In a digital, 100-channel-plus universe, inundated with comedy of all types,
and with decades of other stand-up comedians own full-length concert films following in Richard Pryor’s wake, it’s
easy to forget how unique and unprecedented Pryor’s work was.
From the first few moments after he took the stage in his 1982 concert film, “Live on the Sunset Strip,” Pryor
wasted no time cutting to the chase with the line, “I wanna talk about something and I hope no one gets offended. I
wanna talk about fucking.”
Pryor’s command of comedy, as shown in this film, incorporated observations like his riffs on sex in the beginning
of “Sunset Strip,” storytelling like his tales of visiting Africa for the first time, and extended monologues
on the various obsessions that can plague the mind of a truly gifted comedian.
“Sunset Strip” caught Pryor just on the tipping point of where the demons that fed his humor started to catch
up with him; the performance here was his first time back on stage after severely burning himself in an infamous mishap involving
freebasing cocaine.
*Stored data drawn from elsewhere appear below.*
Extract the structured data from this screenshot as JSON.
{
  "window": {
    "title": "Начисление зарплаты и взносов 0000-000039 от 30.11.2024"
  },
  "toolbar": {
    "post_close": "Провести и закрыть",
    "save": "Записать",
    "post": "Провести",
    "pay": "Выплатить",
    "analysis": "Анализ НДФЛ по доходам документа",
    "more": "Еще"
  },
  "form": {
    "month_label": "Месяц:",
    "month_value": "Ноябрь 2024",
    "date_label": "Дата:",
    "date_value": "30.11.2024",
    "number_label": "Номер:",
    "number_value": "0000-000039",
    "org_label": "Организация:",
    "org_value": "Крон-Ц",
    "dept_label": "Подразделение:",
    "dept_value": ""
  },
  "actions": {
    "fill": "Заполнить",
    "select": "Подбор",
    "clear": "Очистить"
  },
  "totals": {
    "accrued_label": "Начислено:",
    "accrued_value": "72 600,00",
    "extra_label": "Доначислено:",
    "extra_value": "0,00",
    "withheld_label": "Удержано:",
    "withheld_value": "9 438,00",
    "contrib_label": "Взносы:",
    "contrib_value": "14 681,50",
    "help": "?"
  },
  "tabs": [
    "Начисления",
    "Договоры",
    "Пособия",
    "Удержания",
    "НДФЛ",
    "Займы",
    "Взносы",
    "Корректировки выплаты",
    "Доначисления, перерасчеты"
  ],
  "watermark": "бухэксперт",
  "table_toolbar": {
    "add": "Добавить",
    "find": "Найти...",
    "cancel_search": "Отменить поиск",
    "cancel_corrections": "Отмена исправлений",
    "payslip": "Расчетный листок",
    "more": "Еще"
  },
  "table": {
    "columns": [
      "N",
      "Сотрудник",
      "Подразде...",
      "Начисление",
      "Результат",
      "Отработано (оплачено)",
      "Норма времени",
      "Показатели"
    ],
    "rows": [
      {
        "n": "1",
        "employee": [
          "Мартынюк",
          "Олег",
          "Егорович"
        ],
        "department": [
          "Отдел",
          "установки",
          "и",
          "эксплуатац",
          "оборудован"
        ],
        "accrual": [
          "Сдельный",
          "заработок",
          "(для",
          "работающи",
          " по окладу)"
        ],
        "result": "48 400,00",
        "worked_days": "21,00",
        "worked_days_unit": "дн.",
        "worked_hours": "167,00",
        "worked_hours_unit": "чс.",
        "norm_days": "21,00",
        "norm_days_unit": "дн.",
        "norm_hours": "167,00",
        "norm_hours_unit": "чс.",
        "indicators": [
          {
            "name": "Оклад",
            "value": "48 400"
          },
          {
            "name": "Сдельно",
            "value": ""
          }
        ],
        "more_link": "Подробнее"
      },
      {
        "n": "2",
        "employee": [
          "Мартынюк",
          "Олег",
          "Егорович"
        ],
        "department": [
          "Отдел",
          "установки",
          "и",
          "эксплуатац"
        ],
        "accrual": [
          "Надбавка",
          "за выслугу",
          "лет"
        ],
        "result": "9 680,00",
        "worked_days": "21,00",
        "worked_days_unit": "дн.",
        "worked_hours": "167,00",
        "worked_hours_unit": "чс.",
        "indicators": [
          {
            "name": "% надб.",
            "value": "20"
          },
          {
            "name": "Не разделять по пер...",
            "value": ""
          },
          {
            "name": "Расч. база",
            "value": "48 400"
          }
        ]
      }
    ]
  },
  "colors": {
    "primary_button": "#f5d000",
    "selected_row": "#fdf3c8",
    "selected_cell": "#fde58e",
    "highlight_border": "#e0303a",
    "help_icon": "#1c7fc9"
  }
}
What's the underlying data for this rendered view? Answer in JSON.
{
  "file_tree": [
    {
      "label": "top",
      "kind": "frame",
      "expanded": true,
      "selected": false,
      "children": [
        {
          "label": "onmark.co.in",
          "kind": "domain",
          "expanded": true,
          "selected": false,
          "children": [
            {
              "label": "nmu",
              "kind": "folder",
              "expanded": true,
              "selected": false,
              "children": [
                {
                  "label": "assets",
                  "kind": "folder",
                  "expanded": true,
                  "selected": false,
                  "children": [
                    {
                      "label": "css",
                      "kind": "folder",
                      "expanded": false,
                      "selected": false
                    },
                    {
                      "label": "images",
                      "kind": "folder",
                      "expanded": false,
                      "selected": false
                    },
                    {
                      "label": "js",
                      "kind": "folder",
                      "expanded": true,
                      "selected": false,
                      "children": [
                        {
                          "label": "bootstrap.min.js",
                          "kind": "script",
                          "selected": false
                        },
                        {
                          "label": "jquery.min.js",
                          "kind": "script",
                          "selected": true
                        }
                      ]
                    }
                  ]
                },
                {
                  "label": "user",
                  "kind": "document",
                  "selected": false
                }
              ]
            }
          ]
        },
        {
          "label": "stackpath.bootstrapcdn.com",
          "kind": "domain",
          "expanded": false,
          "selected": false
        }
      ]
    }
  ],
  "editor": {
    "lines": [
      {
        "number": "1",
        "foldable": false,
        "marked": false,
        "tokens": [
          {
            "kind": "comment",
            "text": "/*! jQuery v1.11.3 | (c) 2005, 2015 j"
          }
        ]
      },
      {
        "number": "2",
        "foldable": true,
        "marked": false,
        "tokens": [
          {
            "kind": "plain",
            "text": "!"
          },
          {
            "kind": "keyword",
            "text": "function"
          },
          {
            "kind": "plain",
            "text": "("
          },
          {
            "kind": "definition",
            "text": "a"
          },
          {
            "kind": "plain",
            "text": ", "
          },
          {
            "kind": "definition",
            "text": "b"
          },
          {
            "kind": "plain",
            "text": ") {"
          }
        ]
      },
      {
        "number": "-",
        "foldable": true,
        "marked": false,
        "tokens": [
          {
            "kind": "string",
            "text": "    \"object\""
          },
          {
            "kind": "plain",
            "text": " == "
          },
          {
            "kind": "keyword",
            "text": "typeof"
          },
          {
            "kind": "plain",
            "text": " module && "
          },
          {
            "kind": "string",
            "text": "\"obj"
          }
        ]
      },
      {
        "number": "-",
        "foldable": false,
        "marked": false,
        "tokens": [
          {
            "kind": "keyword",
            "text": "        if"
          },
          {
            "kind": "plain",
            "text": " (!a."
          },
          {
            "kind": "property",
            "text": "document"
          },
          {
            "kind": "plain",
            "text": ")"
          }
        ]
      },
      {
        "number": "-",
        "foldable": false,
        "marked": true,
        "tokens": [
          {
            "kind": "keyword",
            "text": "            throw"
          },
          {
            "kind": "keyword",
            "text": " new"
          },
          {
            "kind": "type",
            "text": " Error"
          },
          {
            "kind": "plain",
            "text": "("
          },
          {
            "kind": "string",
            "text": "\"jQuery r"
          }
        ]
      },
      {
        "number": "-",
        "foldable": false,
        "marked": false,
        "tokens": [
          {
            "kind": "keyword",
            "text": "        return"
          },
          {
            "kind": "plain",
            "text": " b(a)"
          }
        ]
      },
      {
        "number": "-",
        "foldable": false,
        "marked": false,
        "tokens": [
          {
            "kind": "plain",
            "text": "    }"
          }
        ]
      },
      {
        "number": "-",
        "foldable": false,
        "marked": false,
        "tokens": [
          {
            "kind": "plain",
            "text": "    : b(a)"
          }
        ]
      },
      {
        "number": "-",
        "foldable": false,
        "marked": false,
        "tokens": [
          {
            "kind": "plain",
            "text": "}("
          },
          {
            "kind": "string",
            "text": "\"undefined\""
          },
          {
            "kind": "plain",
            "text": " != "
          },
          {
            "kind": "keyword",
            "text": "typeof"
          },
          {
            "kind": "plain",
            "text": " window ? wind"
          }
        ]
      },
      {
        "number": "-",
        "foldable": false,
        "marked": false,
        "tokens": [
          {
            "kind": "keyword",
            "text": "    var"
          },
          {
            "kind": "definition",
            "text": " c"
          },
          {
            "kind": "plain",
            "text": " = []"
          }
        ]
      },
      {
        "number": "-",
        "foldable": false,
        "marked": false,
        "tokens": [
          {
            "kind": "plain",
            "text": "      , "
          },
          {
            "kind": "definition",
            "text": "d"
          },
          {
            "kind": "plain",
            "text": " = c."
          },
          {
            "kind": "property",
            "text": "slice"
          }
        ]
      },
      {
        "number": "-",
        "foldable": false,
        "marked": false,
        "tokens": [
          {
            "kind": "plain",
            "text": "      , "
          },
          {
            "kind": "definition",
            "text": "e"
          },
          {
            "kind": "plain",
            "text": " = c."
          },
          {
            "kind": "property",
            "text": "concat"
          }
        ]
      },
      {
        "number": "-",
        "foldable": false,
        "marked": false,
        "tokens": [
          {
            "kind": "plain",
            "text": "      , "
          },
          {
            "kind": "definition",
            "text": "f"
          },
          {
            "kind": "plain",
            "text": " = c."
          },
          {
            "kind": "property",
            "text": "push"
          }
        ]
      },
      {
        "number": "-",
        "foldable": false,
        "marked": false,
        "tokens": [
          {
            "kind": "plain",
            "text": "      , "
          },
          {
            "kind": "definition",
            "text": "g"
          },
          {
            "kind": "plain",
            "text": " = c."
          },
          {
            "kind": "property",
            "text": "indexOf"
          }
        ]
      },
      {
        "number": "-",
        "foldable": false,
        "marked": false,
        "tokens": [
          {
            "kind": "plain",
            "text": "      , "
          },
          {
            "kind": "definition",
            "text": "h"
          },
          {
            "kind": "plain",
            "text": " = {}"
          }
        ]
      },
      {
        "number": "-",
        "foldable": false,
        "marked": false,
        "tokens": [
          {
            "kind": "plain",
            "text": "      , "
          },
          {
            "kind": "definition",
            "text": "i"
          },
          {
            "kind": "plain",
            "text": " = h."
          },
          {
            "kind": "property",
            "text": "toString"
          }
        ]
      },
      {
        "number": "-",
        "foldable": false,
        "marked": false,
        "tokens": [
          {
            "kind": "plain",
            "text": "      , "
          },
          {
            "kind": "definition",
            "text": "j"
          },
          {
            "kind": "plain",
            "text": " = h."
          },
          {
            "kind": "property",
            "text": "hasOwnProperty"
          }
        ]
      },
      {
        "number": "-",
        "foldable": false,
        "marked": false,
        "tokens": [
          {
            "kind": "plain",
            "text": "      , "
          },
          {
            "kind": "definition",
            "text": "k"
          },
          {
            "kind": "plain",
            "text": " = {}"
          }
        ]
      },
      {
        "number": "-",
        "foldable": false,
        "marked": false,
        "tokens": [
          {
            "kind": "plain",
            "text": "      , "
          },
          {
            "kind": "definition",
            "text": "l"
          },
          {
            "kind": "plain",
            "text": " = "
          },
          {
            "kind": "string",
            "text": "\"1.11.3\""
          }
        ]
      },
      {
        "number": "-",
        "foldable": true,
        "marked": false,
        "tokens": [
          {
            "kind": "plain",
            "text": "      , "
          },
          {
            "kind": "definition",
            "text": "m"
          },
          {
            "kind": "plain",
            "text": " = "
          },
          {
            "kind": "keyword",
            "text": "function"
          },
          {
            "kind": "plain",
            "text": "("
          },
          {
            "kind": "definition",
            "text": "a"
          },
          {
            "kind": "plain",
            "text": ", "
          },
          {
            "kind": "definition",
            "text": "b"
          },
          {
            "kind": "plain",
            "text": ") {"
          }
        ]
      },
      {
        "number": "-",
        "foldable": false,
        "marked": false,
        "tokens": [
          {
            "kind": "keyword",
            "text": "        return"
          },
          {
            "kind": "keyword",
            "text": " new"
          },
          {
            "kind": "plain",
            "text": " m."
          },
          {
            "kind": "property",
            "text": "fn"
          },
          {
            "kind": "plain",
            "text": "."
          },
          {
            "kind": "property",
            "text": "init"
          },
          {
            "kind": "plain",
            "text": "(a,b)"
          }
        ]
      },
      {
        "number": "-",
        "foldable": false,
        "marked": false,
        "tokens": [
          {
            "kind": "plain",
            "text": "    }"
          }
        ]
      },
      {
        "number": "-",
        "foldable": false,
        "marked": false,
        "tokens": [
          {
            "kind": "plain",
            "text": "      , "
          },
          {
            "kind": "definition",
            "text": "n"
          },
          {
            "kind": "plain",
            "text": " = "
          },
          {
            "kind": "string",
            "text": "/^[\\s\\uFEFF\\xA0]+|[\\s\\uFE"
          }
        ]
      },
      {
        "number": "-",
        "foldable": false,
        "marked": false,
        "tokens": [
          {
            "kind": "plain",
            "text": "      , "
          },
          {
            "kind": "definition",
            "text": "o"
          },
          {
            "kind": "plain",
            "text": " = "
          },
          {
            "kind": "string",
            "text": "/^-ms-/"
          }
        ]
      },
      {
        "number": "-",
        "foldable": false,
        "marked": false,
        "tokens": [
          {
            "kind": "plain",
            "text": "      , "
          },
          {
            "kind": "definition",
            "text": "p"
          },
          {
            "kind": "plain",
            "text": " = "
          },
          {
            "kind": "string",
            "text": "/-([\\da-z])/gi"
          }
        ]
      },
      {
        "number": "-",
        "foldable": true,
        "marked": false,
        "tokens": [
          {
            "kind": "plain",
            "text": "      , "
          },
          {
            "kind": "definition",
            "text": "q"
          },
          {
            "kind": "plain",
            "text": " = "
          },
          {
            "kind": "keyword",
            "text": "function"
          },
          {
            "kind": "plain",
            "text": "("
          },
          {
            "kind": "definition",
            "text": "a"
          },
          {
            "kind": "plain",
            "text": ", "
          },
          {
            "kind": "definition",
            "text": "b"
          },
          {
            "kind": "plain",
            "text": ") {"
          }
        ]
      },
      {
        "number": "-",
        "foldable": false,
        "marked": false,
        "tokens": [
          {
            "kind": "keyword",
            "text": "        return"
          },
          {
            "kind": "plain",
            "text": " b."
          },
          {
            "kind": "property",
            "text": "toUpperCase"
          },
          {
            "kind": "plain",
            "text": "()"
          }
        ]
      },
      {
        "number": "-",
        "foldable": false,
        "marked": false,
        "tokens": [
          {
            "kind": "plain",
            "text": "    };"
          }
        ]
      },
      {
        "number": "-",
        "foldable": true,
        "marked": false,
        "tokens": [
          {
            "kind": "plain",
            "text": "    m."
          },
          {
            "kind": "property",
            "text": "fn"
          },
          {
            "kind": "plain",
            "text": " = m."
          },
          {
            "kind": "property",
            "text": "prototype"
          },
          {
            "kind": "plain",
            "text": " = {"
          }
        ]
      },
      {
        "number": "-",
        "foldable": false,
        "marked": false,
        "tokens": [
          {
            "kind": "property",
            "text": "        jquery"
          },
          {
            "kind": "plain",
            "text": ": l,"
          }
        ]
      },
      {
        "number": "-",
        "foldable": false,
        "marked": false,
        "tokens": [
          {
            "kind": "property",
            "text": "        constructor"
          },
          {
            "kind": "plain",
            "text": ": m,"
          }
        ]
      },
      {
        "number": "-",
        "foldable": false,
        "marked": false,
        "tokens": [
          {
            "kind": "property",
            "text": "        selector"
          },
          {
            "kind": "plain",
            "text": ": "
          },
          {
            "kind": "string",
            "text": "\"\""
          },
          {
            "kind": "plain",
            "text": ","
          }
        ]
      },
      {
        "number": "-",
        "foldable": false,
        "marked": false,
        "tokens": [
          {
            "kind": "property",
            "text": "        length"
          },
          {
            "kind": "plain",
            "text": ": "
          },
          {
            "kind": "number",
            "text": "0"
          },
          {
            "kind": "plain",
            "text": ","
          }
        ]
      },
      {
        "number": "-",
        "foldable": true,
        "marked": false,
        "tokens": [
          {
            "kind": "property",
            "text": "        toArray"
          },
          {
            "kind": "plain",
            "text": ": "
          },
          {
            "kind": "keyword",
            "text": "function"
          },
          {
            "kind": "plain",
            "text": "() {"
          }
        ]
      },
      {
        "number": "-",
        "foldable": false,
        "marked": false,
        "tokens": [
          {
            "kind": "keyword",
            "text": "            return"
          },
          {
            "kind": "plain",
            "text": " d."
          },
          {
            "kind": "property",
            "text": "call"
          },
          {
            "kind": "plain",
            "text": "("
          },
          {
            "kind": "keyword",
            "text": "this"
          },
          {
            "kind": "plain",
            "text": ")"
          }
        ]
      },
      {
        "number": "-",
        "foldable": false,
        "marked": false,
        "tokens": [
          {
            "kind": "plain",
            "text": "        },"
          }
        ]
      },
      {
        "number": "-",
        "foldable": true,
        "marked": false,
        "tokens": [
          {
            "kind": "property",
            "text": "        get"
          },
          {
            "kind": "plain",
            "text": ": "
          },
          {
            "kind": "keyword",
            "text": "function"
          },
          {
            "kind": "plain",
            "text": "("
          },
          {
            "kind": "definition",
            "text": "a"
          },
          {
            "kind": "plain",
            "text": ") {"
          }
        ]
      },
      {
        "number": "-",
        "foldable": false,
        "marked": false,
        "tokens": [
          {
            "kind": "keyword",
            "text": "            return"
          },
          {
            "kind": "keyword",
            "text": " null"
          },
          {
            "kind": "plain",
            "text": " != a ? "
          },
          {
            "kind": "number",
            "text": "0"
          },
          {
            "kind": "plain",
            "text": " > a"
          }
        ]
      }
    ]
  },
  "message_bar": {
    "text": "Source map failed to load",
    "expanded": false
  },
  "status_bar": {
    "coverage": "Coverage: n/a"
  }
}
The cumulative toll of his misadventures made him vulnerable to the multiple sclerosis he developed that
pulled him out of the spotlight for the last decade of his life.
On that cusp, Pryor showed his vulnerability recounting his recuperation, as he thinks a bath will be no big deal despite
severely burnt skin -- until he finally tries to sit in a bath. “Don’t wash a motherfucking thing,” he reacts.
“Not a finger, not a toe…”
You feel for him as he goes on to recount, self-deprecatingly, that he’s heard all the jokes about him -- as he lights
a match and skips it along, asking “What’s this?” and answering himself, “Richard Pryor running away.”
Most of all he could recognize his own faults and laugh at himself for them.